Durante i primi anni di attività si è rivolta ad artisti emergenti internazionali, esplorando diverse pratiche dalla scultura all’installazione, con una profonda attenzione al video. Oggi la galleria si occupa principalmente di pittura figurativa, con tre sedi: Roma, Lisbona e Pereto (AQ)
La sede romana è situata, da poco più di tre anni, in Via degli Aurunci 44-48 nel quartiere San Lorenzo.
Le gallerie d’arte sono perlopiù spazi privati, che gratuitamente offrono al pubblico, legato all’arte contemporanea o meno, un buon numero di mostre ed eventi durante l’anno. Questa nostra attività -mi piace pensare- contribuisce in maniera importante a delineare lo sviluppo e l’aderenza dell’arte contemporanea all’interno di un tessuto urbanistico, qualunque esso sia. Negli ultimi 10 anni Roma ha visto una crescita importante del numero delle gallerie che lavorano in città, a dimostrazione che nonostante si stia parlando di una decade non certo semplice dal punto di vista sociale, politico ed economico, questo mestiere ancora attira a sé una quantità di esperti che hanno voglia di mettersi in gioco.

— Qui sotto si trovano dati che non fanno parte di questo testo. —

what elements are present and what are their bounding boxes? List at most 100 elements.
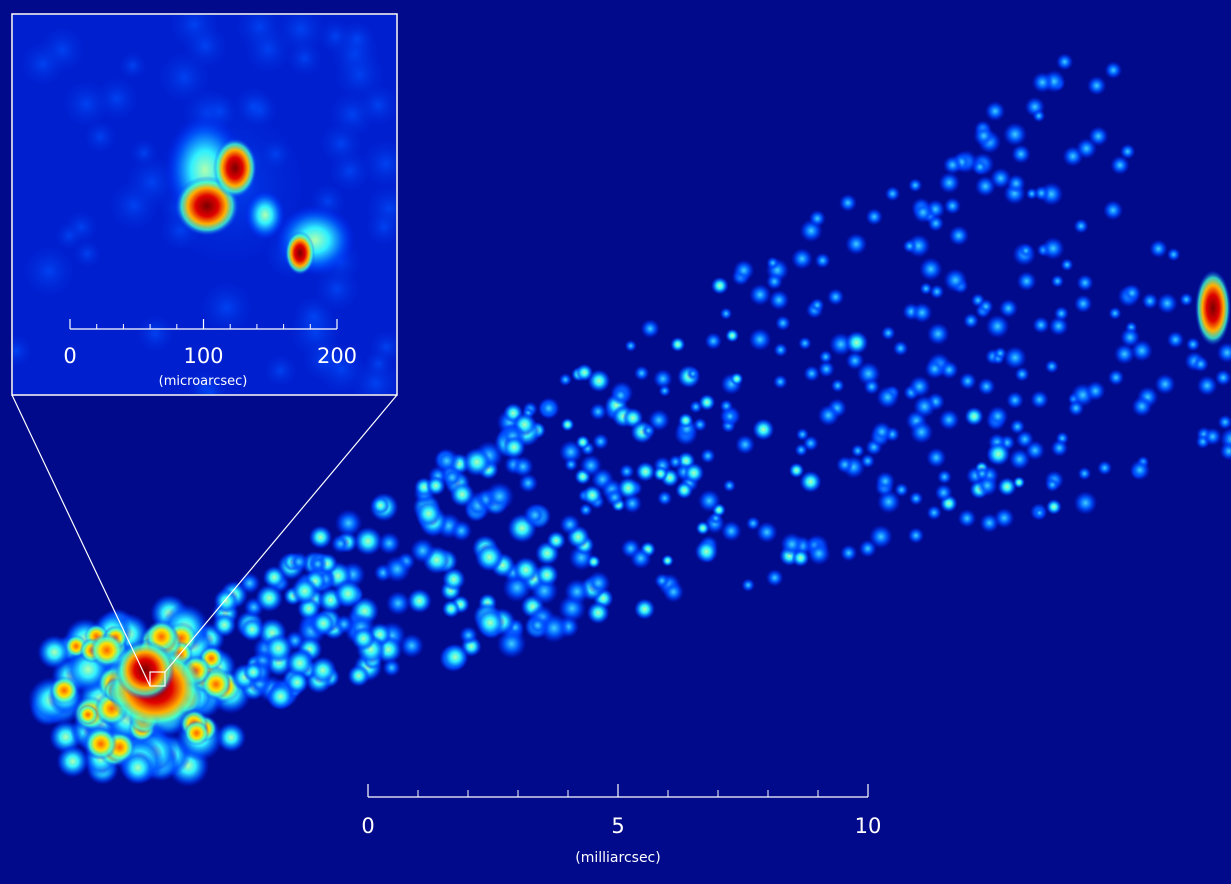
blob <box>845 233 867 255</box>
blob <box>720 307 732 319</box>
scale-unit: (milliarcsec) <box>575 850 660 866</box>
blob <box>749 284 771 306</box>
blob <box>1193 356 1209 372</box>
blob <box>711 277 729 295</box>
blob <box>657 491 672 506</box>
blob <box>1045 478 1059 492</box>
blob <box>846 351 864 369</box>
blob <box>1032 316 1049 333</box>
blob <box>909 491 923 505</box>
blob <box>634 598 655 619</box>
inset-mottle <box>24 246 74 296</box>
blob <box>773 375 787 389</box>
inset-mottle <box>56 222 83 249</box>
blob <box>959 372 977 390</box>
blob <box>1149 240 1167 258</box>
blob <box>485 482 514 511</box>
blob <box>804 365 820 381</box>
bright-knot <box>1195 270 1231 346</box>
blob <box>442 644 469 671</box>
blob <box>1120 144 1136 160</box>
blob <box>535 563 558 586</box>
blob <box>653 369 673 389</box>
blob <box>864 379 880 395</box>
blob <box>725 329 739 343</box>
blob <box>872 422 892 442</box>
blob <box>1129 460 1150 481</box>
blob <box>475 608 504 637</box>
blob <box>1074 295 1092 313</box>
blob <box>634 366 649 381</box>
blob <box>1051 439 1068 456</box>
page: (milliarcsec) 0510 (microarcsec) 0100200… <box>0 0 1231 884</box>
blob <box>919 257 942 280</box>
blob <box>815 253 831 269</box>
blob <box>939 409 960 430</box>
tick-label: 5 <box>611 814 624 838</box>
blob <box>1105 61 1123 79</box>
blob <box>903 239 917 253</box>
blob <box>909 376 931 398</box>
blob <box>775 315 790 330</box>
blob <box>334 579 363 608</box>
blob <box>1197 375 1218 396</box>
blob <box>1033 507 1046 520</box>
blob <box>965 407 984 426</box>
blob <box>378 532 401 555</box>
blob <box>442 600 460 618</box>
blob <box>285 671 308 694</box>
blob <box>686 367 699 380</box>
blob <box>975 466 990 481</box>
blob <box>662 555 674 567</box>
blob <box>441 466 464 489</box>
blob <box>407 589 432 614</box>
blob <box>587 555 600 568</box>
blob <box>1011 144 1030 163</box>
blob <box>912 302 933 323</box>
blob <box>928 215 945 232</box>
blob <box>1046 499 1062 515</box>
blob <box>723 479 736 492</box>
blob <box>1167 248 1181 262</box>
blob <box>334 615 353 634</box>
blob <box>700 448 715 463</box>
blob <box>579 503 592 516</box>
blob <box>1157 293 1178 314</box>
inset-knot <box>285 231 315 275</box>
scale-unit: (microarcsec) <box>159 374 248 389</box>
blob <box>1015 367 1030 382</box>
blob <box>766 273 783 290</box>
blob <box>386 591 410 615</box>
blob <box>308 555 327 574</box>
blob <box>1003 122 1027 146</box>
blob <box>1097 460 1112 475</box>
blob <box>587 601 610 624</box>
blob <box>547 531 566 550</box>
blob <box>944 268 968 292</box>
blob <box>335 509 363 537</box>
blob <box>1132 396 1153 417</box>
blob <box>780 533 803 556</box>
blob <box>459 626 478 645</box>
blob <box>980 513 1000 533</box>
blob <box>876 471 895 490</box>
blob <box>881 326 895 340</box>
blob <box>1019 244 1033 258</box>
blob <box>1017 271 1037 291</box>
blob <box>908 527 924 543</box>
blob <box>851 444 864 457</box>
blob <box>893 341 908 356</box>
blob <box>1103 200 1123 220</box>
blob <box>670 337 685 352</box>
blob <box>920 282 933 295</box>
blob <box>348 665 370 687</box>
blob <box>766 569 784 587</box>
blob <box>1030 390 1048 408</box>
blob <box>735 435 755 455</box>
blob <box>973 125 994 146</box>
blob <box>576 435 590 449</box>
tick-label: 0 <box>361 814 374 838</box>
blob <box>184 720 210 746</box>
blob <box>1186 337 1200 351</box>
blob <box>1032 72 1053 93</box>
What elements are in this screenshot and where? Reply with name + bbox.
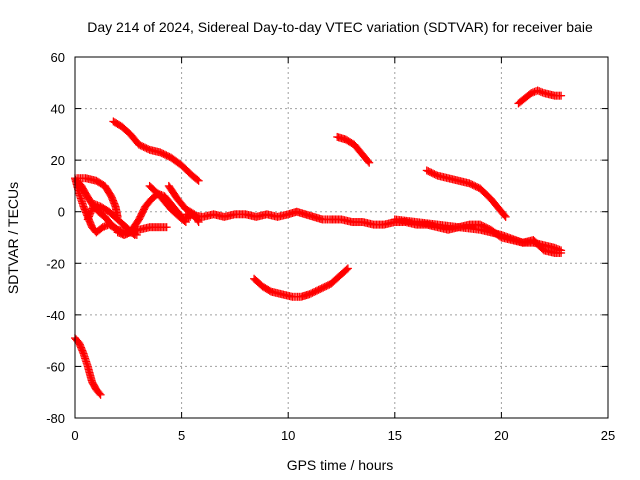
series-track-o xyxy=(514,86,566,108)
y-tick-label: -60 xyxy=(46,359,65,374)
plot-data xyxy=(71,86,566,399)
plot-frame xyxy=(74,56,609,419)
y-axis-label: SDTVAR / TECUs xyxy=(5,182,21,294)
series-track-m xyxy=(422,166,510,221)
x-tick-label: 25 xyxy=(601,428,615,443)
series-track-f xyxy=(109,117,203,185)
series-track-a xyxy=(71,334,105,399)
grid-lines xyxy=(75,57,608,418)
y-tick-label: 40 xyxy=(51,102,65,117)
y-tick-label: -80 xyxy=(46,411,65,426)
series-track-h xyxy=(145,181,190,227)
y-tick-label: 0 xyxy=(58,205,65,220)
series-track-b xyxy=(71,174,171,237)
chart-title: Day 214 of 2024, Sidereal Day-to-day VTE… xyxy=(87,19,593,35)
y-tick-label: 60 xyxy=(51,50,65,65)
y-tick-label: 20 xyxy=(51,153,65,168)
y-tick-label: -20 xyxy=(46,256,65,271)
x-tick-label: 15 xyxy=(388,428,402,443)
series-track-k xyxy=(250,264,352,301)
x-tick-label: 0 xyxy=(71,428,78,443)
axis-ticks: 0 5 10 15 20 25 -80 -60 -40 -20 0 20 40 60 xyxy=(46,50,615,443)
series-track-l xyxy=(333,132,374,167)
x-tick-label: 5 xyxy=(178,428,185,443)
y-tick-label: -40 xyxy=(46,308,65,323)
x-tick-label: 20 xyxy=(494,428,508,443)
series-track-d xyxy=(73,174,122,221)
series-track-j xyxy=(181,207,566,255)
x-axis-label: GPS time / hours xyxy=(287,457,394,473)
x-tick-label: 10 xyxy=(281,428,295,443)
series-track-n xyxy=(390,215,566,257)
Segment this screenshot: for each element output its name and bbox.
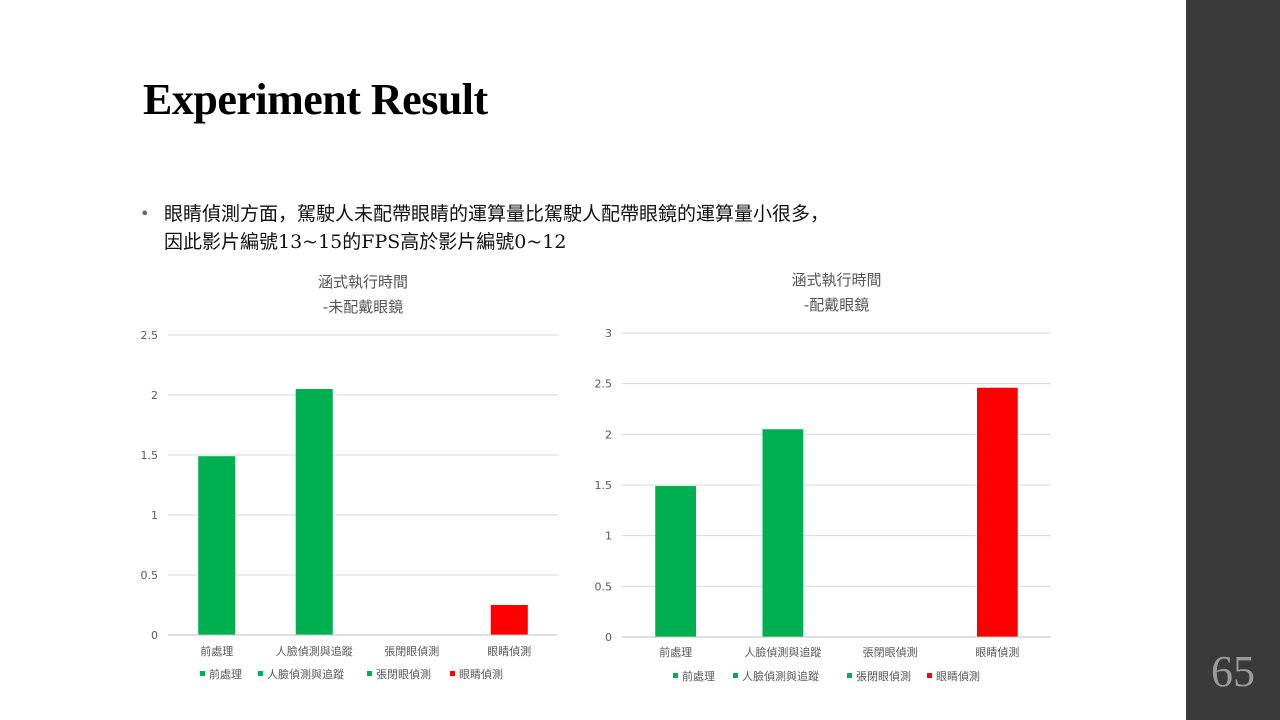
y-tick-label: 0 [605,631,612,644]
y-tick-label: 0 [151,629,158,642]
chart-with-glasses: 涵式執行時間 -配戴眼鏡 0 0.5 1 1.5 2 2.5 3 前處理 人臉偵測與追蹤 張閉眼偵測眼… [585,262,1065,692]
legend-label: 人臉偵測與追蹤 [742,669,819,683]
legend-swatch [200,671,205,676]
legend-swatch [673,673,678,678]
y-tick-label: 1.5 [595,479,613,492]
right-side-band [1186,0,1280,720]
legend-swatch [847,673,852,678]
y-tick-label: 2.5 [595,378,613,391]
x-category-label: 張閉眼偵測 [384,644,439,658]
x-category-label: 人臉偵測與追蹤 [744,645,821,659]
chart-svg: 涵式執行時間-未配戴眼鏡00.511.522.5前處理 人臉偵測與追蹤 張閉眼偵測眼… [141,273,558,681]
x-category-label: 眼睛偵測 [487,644,531,658]
legend-label: 張閉眼偵測 [376,667,431,681]
chart-title-line: -未配戴眼鏡 [323,298,403,316]
y-tick-label: 1 [605,530,612,543]
bar-1 [198,456,236,635]
y-tick-label: 2.5 [141,329,159,342]
x-category-label: 張閉眼偵測 [863,645,918,659]
x-category-label: 眼睛偵測 [975,645,1019,659]
bullet-text-line-1: 眼睛偵測方面，駕駛人未配帶眼睛的運算量比駕駛人配帶眼鏡的運算量小很多， [164,203,830,225]
bullet-text-line-2: 因此影片編號13~15的FPS高於影片編號0~12 [164,231,567,253]
legend-swatch [733,673,738,678]
y-tick-label: 2 [605,428,612,441]
slide-title: Experiment Result [143,75,488,124]
legend-swatch [258,671,263,676]
legend-label: 前處理 [682,669,715,683]
legend-swatch [927,673,932,678]
bar-4 [490,605,528,635]
chart-title-line: -配戴眼鏡 [804,296,869,314]
bullet-point: • 眼睛偵測方面，駕駛人未配帶眼睛的運算量比駕駛人配帶眼鏡的運算量小很多， 因此… [140,200,1040,256]
y-tick-label: 2 [151,389,158,402]
bar-4 [976,387,1018,637]
chart-title-line: 涵式執行時間 [318,273,408,291]
x-category-label: 前處理 [659,645,692,659]
bullet-icon: • [140,204,150,223]
y-tick-label: 0.5 [595,580,613,593]
chart-svg: 涵式執行時間-配戴眼鏡00.511.522.53前處理 人臉偵測與追蹤 張閉眼偵測眼… [595,271,1051,683]
chart-title-line: 涵式執行時間 [791,271,881,289]
legend-swatch [367,671,372,676]
legend-label: 張閉眼偵測 [856,669,911,683]
legend-label: 人臉偵測與追蹤 [267,667,344,681]
legend-swatch [450,671,455,676]
legend-label: 眼睛偵測 [459,667,503,681]
bar-2 [295,389,333,635]
legend-label: 眼睛偵測 [936,669,980,683]
x-category-label: 人臉偵測與追蹤 [276,644,353,658]
chart-without-glasses: 涵式執行時間 -未配戴眼鏡 0 0.5 1 1.5 2 2.5 前處理 人臉偵測與追蹤 張閉眼偵測眼… [130,262,580,692]
y-tick-label: 0.5 [141,569,159,582]
bar-1 [655,486,697,637]
page-number: 65 [1211,647,1255,696]
y-tick-label: 3 [605,327,612,340]
legend-label: 前處理 [209,667,242,681]
x-category-label: 前處理 [200,644,233,658]
bar-2 [762,429,804,637]
y-tick-label: 1 [151,509,158,522]
y-tick-label: 1.5 [141,449,159,462]
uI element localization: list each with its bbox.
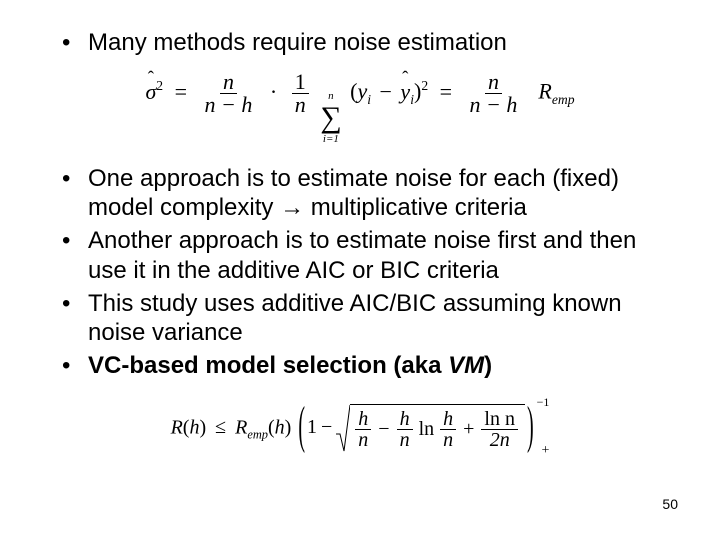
- den-nh-2: n − h: [467, 94, 521, 116]
- bullet-5-b: VM: [448, 352, 484, 379]
- f2-h2: h: [397, 409, 413, 430]
- formula-1: ˆσ2 = n n − h · 1 n n ∑ i=1 (yi − ˆyi)2 …: [40, 71, 680, 146]
- f2-plussub: +: [542, 443, 550, 459]
- num-n-1: n: [220, 71, 237, 94]
- leq: ≤: [215, 416, 226, 438]
- num-1: 1: [292, 71, 309, 94]
- bullet-3-b: additive: [217, 257, 300, 284]
- formula-2: R(h) ≤ Remp(h) ( 1 − h n − h: [40, 397, 680, 459]
- f2-n2: n: [397, 430, 413, 450]
- num-n-2: n: [485, 71, 502, 94]
- Remp-sub: emp: [552, 92, 575, 107]
- f2-minus2: −: [378, 418, 389, 441]
- bullet-list-2: One approach is to estimate noise for ea…: [40, 164, 680, 381]
- dot: ·: [270, 79, 277, 104]
- bullet-5-c: ): [484, 352, 492, 379]
- bullet-1-text: Many methods require noise estimation: [88, 29, 507, 56]
- f2-h3: h: [440, 409, 456, 430]
- den-n: n: [292, 94, 309, 116]
- f2-2n: 2n: [487, 430, 513, 450]
- f2-n3: n: [440, 430, 456, 450]
- f2-plus: +: [463, 418, 474, 441]
- den-nh-1: n − h: [202, 94, 256, 116]
- f2-n1: n: [355, 430, 371, 450]
- eq1: =: [175, 79, 187, 104]
- bullet-3-c: AIC or BIC criteria: [300, 257, 499, 284]
- sum-lower: i=1: [323, 133, 339, 146]
- bullet-5-a: VC-based model selection (aka: [88, 352, 448, 379]
- bullet-4: This study uses additive AIC/BIC assumin…: [40, 289, 680, 348]
- Remp2-sub: emp: [247, 427, 268, 441]
- R: R: [171, 416, 183, 438]
- yi-sub: i: [367, 92, 371, 107]
- bullet-2: One approach is to estimate noise for ea…: [40, 164, 680, 223]
- sq2: 2: [421, 78, 428, 93]
- minus1: −: [380, 79, 392, 104]
- sq: 2: [156, 78, 163, 93]
- f2-lnn: ln n: [481, 409, 518, 430]
- f2-ln: ln: [419, 418, 435, 441]
- f2-minus: −: [321, 416, 332, 439]
- f2-neg1: −1: [537, 395, 550, 410]
- arrow-icon: →: [280, 194, 304, 221]
- Remp2: R: [235, 416, 247, 438]
- bullet-1: Many methods require noise estimation: [40, 28, 680, 57]
- bullet-4-a: This study uses additive AIC/BIC assumin…: [88, 290, 552, 317]
- f2-h1: h: [355, 409, 371, 430]
- bullet-2-b: multiplicative criteria: [304, 194, 527, 221]
- Remp: R: [538, 79, 551, 104]
- slide: { "bullets": { "b1": "Many methods requi…: [0, 0, 720, 540]
- bullet-3: Another approach is to estimate noise fi…: [40, 226, 680, 285]
- page-number: 50: [662, 496, 678, 512]
- Rh: h: [189, 416, 199, 438]
- f2-one: 1: [307, 416, 317, 439]
- Remp2-h: h: [275, 416, 285, 438]
- sum: n ∑ i=1: [320, 90, 341, 146]
- sqrt-icon: [336, 404, 350, 452]
- bullet-list: Many methods require noise estimation: [40, 28, 680, 57]
- yi: y: [357, 79, 367, 104]
- bullet-5: VC-based model selection (aka VM): [40, 351, 680, 380]
- eq2: =: [440, 79, 452, 104]
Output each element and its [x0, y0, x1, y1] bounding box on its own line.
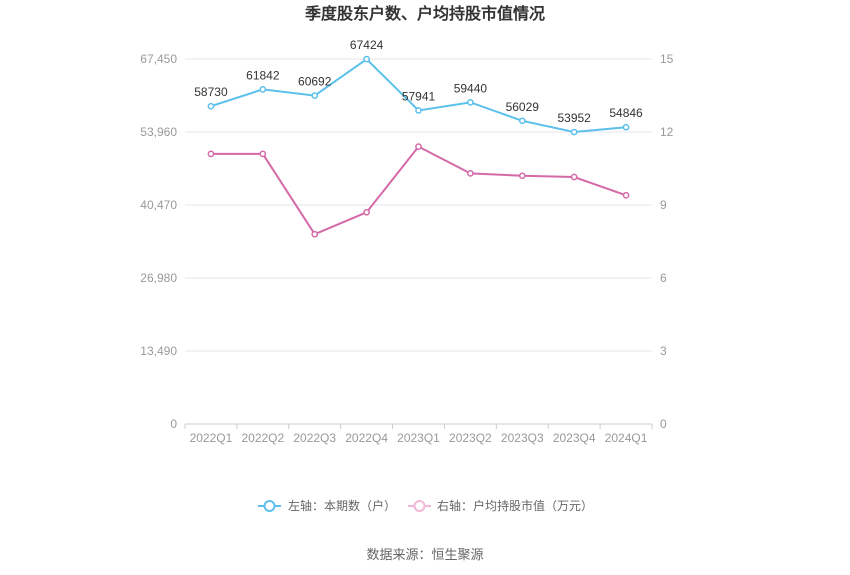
right-tick-label: 3 [660, 344, 667, 358]
data-point[interactable] [415, 143, 422, 150]
data-point[interactable] [467, 98, 474, 106]
x-tick-label: 2023Q2 [449, 431, 492, 445]
legend-label-right: 右轴：户均持股市值（万元） [437, 498, 593, 513]
data-point[interactable] [207, 150, 215, 158]
data-label: 67424 [350, 38, 384, 52]
legend-marker-right [413, 500, 426, 512]
left-tick-label: 53,960 [140, 125, 177, 139]
data-point[interactable] [259, 150, 267, 158]
data-point[interactable] [363, 55, 370, 63]
data-label: 56029 [506, 100, 540, 114]
data-point[interactable] [622, 191, 630, 199]
data-point[interactable] [518, 172, 526, 180]
left-tick-label: 13,490 [140, 344, 177, 358]
left-tick-label: 0 [170, 417, 177, 431]
data-point[interactable] [311, 92, 319, 99]
x-tick-label: 2022Q1 [190, 431, 233, 445]
data-label: 60692 [298, 75, 332, 89]
left-tick-label: 26,980 [140, 271, 177, 285]
data-label: 54846 [609, 106, 643, 120]
data-label: 61842 [246, 68, 280, 82]
source-note: 数据来源：恒生聚源 [366, 548, 483, 563]
data-point[interactable] [259, 85, 267, 93]
data-point[interactable] [570, 173, 578, 181]
left-tick-label: 67,450 [140, 52, 177, 66]
data-point[interactable] [363, 208, 370, 216]
chart-title: 季度股东户数、户均持股市值情况 [304, 4, 545, 23]
right-tick-label: 9 [660, 198, 667, 212]
x-tick-label: 2023Q4 [553, 431, 596, 445]
x-tick-label: 2022Q2 [241, 431, 284, 445]
series-layer [207, 55, 630, 238]
left-tick-label: 40,470 [140, 198, 177, 212]
data-label: 59440 [454, 81, 488, 95]
data-point[interactable] [622, 123, 630, 131]
right-tick-label: 12 [660, 125, 674, 139]
x-tick-label: 2022Q3 [293, 431, 336, 445]
legend-item-left[interactable]: 左轴：本期数（户） [258, 498, 396, 513]
x-tick-label: 2024Q1 [605, 431, 648, 445]
right-tick-label: 6 [660, 271, 667, 285]
x-tick-label: 2023Q3 [501, 431, 544, 445]
data-point[interactable] [311, 230, 319, 238]
data-point[interactable] [207, 102, 215, 110]
right-tick-label: 15 [660, 52, 674, 66]
legend: 左轴：本期数（户） 右轴：户均持股市值（万元） [258, 498, 593, 513]
data-labels: 58730 61842 60692 67424 57941 59440 56029 53952… [194, 38, 643, 125]
series-line-right [210, 145, 627, 236]
data-point[interactable] [518, 117, 526, 125]
data-point[interactable] [570, 128, 578, 136]
legend-label-left: 左轴：本期数（户） [288, 498, 396, 513]
data-label: 58730 [194, 85, 228, 99]
axes: 0 13,490 26,980 40,470 53,960 67,450 0 3 6 9 12 15 2… [140, 52, 673, 445]
x-tick-label: 2022Q4 [345, 431, 388, 445]
data-label: 53952 [557, 111, 591, 125]
data-label: 57941 [402, 89, 436, 103]
data-point[interactable] [415, 107, 422, 114]
right-tick-label: 0 [660, 417, 667, 431]
x-tick-label: 2023Q1 [397, 431, 440, 445]
data-point[interactable] [467, 170, 474, 177]
legend-marker-left [263, 500, 276, 512]
legend-item-right[interactable]: 右轴：户均持股市值（万元） [408, 498, 593, 513]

“Negli ultimi 10 anni Roma ha visto una crescita importante del numero delle gallerie che lavorano in città, a dimostrazione che nonostante si stia parlando di una decade non certo semplice dal punto di vista sociale, politico ed economico, questo mestiere ancora attira a sé una quantità di esperti che hanno voglia di mettersi in gioco.”
Nonostante siano anni complessi, rimango fortemente ancorata all’idea che lo scopo principale di una galleria d’arte privata sia quello dello scouting, del mantenimento e del consolidamento. La sfida nonostante i tempi difficili sarà proprio quella di mantenere vivi questi tre aspetti.
Sono una storica dell’arte e il mio percorso è iniziato come assistente alla direzione della Galleria Nazionale d’Arte Moderna di Roma, per poi collaborare al costituendo museo MAXXI nel 2000. Monitor aprì nell’ottobre del 2003 con una bellissima personale di Rä di Martino.